The precise mechanism of action of baclofen is not fully known; however, thus far, baclofen is an agonist of the beta subunit of GABA receptors on mono- and polysynaptic neurons at the level of the spinal cord and brain1). Regarding the antipyretic effect, we hypothesized two mechanisms of action by which baclofen possible lowered the body temperature. First, baclofen, a GABA receptor agonist, replaces GABA, thereby directly inhibiting the raphe nuclei and suppressing BAT activation, while GABA is blocked because of the mass effect of ICH7). Baclofen lowers the body temperature by affecting the dopaminergic system. According to a previous study, low concentrations of baclofen caused increased activity of dopaminergic neurons in rodent ventral tegmental area slices3).
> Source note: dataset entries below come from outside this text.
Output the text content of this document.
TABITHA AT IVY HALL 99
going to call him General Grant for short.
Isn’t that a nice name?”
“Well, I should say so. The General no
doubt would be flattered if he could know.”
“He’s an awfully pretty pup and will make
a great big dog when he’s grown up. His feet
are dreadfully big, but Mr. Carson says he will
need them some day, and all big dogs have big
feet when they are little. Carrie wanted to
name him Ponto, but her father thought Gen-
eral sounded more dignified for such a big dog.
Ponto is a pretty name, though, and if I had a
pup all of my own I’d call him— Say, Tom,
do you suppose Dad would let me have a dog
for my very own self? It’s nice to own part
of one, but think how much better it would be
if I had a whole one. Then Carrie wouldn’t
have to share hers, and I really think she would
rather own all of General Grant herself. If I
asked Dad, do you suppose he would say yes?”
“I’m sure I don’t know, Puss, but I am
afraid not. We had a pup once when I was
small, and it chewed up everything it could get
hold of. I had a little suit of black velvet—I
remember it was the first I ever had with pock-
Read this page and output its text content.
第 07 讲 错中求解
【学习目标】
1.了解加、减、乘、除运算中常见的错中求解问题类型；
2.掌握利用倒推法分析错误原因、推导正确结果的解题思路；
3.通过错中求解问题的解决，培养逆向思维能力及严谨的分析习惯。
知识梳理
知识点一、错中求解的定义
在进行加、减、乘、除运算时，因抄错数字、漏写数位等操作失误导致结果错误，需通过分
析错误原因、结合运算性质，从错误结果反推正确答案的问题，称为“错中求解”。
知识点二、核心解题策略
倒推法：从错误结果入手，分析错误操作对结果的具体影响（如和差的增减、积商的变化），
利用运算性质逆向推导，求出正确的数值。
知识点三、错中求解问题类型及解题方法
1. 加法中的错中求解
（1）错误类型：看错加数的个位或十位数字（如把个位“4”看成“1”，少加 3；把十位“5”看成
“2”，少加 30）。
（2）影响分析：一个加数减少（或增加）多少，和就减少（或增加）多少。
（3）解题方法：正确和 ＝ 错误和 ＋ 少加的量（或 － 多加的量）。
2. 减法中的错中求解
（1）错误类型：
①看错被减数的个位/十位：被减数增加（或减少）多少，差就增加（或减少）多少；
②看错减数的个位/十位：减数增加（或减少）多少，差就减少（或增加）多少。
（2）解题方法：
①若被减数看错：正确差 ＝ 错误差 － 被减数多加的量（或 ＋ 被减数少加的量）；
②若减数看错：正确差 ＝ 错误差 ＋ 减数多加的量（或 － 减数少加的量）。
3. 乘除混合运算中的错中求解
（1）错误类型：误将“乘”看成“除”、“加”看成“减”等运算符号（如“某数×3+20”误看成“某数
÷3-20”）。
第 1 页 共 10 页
As the symptoms of our patient were related to dopamine deficiency, baclofen’s action of increasing the activity of dopaminergic neurons may lower the body temperature of the patient. However, this hypothesis can be controversial because, in this study, higher doses of baclofen inhibited dopaminergic neurons, which usually raises the body temperature, but our patient’s body temperature decreased as the dose of baclofen was increased.
CONCLUSION
This case provides guidance for understanding the thermoregulation dysfunction in patients with ICH. Thus, in conclusion, persistent central hyperthermia should be considered as a possible cause of fever in patients with ICH, and baclofen administration should be considered as a treatment option.